The cause was a cerebral hemorrhage, said his wife, Betty Raymond.
Mr. Ajay, the son of Syrian immigrants, worked in his father's candy store and bar in Altoona, Pa., until he graduated from high school. In 1937 he moved to New York City to study at the Art Students League and the American Artists School in Manhattan, where he became friends with Ad Reinhardt, Will Barnet and Robert Gwathmey. He was hired as an artist by the Work Projects Administration in the Depression.
His work as a fine artist got fully under way in the 1960's, when he began to produce reliefs made of found objects. Later his constructions, often intricate in design, were created from tooled wood, gypsum and cast plastics, their appearance reminiscent of the sculptures of Louise Nevelson, suggesting religious architecture.

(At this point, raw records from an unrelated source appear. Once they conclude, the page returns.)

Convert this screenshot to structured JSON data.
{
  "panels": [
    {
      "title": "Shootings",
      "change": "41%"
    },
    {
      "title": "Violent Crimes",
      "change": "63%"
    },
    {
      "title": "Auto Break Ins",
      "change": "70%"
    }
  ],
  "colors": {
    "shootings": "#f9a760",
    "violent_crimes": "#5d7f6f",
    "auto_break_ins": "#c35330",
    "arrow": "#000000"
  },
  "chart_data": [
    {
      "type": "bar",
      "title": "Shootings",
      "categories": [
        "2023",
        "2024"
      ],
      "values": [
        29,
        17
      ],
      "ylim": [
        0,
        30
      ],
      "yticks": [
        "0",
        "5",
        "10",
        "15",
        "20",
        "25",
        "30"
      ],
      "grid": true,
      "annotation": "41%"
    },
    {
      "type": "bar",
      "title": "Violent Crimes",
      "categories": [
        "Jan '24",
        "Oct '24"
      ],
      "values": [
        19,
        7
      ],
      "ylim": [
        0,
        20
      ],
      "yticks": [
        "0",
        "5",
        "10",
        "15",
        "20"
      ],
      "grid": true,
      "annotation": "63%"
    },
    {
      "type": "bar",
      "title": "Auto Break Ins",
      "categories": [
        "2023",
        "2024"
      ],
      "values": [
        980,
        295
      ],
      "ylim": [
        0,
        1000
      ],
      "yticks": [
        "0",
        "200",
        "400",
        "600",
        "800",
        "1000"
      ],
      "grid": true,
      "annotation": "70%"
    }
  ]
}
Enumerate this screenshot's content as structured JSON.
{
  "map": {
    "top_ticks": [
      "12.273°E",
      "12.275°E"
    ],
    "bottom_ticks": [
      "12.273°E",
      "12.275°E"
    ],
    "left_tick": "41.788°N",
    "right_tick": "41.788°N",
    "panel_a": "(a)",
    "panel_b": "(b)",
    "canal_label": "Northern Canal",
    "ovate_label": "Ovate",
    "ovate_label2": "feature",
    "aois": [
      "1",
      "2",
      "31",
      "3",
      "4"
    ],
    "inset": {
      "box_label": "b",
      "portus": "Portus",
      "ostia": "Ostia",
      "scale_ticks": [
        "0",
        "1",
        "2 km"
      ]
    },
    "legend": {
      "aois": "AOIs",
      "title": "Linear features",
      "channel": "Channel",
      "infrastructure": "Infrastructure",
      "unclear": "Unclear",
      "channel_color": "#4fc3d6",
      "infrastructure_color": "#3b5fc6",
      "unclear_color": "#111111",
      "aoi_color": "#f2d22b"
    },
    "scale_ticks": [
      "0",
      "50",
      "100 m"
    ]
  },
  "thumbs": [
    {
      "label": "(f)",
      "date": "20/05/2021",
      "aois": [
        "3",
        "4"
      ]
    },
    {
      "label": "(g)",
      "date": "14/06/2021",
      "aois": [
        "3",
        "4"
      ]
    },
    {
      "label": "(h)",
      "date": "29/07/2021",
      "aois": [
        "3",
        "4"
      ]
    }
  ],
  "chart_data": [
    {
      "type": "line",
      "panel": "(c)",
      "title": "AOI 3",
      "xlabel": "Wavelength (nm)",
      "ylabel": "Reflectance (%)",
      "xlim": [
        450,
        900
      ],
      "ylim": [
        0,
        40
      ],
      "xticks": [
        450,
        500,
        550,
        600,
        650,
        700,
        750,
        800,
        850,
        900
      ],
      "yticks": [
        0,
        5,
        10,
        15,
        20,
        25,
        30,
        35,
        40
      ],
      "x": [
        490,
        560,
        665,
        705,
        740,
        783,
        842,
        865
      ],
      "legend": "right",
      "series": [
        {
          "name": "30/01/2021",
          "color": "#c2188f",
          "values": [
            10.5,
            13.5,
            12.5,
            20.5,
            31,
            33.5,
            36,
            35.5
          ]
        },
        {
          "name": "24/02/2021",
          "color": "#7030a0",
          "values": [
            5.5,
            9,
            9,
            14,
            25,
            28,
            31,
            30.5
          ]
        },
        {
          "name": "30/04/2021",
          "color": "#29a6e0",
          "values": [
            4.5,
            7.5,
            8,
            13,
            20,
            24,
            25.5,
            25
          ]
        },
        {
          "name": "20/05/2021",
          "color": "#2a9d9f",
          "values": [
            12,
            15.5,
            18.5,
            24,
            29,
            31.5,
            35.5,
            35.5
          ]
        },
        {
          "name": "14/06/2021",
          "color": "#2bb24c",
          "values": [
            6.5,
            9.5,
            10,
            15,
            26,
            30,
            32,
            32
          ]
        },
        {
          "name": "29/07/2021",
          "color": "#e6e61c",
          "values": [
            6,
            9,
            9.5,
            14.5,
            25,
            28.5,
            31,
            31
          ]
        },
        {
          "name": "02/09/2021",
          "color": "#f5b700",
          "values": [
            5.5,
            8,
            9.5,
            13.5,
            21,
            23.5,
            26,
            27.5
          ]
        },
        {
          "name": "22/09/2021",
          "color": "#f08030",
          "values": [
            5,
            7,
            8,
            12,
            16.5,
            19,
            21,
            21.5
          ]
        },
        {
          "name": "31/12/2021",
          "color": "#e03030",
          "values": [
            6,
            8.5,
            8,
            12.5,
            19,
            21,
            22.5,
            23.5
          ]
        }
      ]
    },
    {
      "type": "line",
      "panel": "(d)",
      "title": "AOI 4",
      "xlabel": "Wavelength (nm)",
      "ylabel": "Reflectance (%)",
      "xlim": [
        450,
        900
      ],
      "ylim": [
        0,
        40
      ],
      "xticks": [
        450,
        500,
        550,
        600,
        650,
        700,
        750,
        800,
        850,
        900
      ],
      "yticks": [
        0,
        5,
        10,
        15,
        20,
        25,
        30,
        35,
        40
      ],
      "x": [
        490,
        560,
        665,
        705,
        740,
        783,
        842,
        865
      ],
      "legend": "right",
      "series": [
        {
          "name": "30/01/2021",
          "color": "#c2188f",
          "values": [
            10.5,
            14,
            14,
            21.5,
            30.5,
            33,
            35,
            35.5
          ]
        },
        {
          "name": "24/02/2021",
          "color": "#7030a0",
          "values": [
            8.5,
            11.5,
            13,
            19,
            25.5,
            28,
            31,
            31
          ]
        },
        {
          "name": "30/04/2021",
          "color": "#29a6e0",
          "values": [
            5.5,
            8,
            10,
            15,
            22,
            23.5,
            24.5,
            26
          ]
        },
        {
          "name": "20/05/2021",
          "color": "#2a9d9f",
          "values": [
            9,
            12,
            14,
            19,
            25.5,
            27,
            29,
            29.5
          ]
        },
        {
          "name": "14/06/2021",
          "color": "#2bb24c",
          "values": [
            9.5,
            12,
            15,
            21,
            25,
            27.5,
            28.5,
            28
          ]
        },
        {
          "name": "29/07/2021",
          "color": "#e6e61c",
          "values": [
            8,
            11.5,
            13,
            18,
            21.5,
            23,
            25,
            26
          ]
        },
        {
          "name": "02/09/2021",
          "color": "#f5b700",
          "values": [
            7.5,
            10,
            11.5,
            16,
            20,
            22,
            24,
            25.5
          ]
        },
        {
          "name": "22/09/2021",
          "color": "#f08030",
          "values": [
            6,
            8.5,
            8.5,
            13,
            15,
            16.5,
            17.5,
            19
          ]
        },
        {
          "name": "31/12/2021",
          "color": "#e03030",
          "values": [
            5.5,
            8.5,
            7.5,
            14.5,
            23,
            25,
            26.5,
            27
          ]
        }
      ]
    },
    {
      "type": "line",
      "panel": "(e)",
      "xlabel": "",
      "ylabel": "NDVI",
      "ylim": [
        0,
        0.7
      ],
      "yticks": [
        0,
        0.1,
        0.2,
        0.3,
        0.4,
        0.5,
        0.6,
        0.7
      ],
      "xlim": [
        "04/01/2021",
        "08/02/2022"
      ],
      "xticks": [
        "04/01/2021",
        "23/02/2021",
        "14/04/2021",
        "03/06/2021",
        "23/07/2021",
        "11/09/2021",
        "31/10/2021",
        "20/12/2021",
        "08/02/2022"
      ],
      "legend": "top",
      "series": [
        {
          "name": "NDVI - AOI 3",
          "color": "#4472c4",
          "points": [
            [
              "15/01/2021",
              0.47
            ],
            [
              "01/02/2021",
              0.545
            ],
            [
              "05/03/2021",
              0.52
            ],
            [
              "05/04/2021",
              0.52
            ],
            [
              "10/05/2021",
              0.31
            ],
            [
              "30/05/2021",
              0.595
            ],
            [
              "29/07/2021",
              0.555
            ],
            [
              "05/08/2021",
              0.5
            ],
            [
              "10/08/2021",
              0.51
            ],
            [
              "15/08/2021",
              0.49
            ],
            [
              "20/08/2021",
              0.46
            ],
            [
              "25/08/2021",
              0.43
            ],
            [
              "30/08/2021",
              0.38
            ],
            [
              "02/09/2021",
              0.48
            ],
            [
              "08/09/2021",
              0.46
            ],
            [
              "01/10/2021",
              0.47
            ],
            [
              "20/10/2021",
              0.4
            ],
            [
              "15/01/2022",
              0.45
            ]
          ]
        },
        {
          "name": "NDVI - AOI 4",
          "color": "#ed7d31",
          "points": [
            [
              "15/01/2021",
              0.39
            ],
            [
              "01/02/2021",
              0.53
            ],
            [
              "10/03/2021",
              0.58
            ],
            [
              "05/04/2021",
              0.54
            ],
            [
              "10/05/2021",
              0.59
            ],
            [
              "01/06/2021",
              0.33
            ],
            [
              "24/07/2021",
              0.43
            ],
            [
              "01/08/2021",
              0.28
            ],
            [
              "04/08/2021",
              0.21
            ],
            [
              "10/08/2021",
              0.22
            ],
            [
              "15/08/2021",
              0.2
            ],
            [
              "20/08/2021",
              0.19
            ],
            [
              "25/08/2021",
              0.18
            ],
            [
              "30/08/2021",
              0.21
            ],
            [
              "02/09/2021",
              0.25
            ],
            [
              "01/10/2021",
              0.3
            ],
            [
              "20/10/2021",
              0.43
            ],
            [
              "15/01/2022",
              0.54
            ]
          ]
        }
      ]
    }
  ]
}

He had his first one-man show at the Rose Fried Gallery in Manhattan in 1964 and a 25-year retrospective at the Aldrich Museum of Contemporary Art in Ridgefield, Conn., in 1990. He was a professor of visual arts at State University College at Purchase, N.Y. His work is in the collections of the Metropolitan Museum of Art and the Solomon R. Guggenheim Museum in Manhattan and the Hirshhorn Museum and Sculpture Garden in Washington. He was represented by Babcock Galleries in Manhattan.
In addition to his wife, he is survived by two sons, Stephen, of California, and Alexander, of Maryland, and a stepdaughter, Robin Knox of Maine.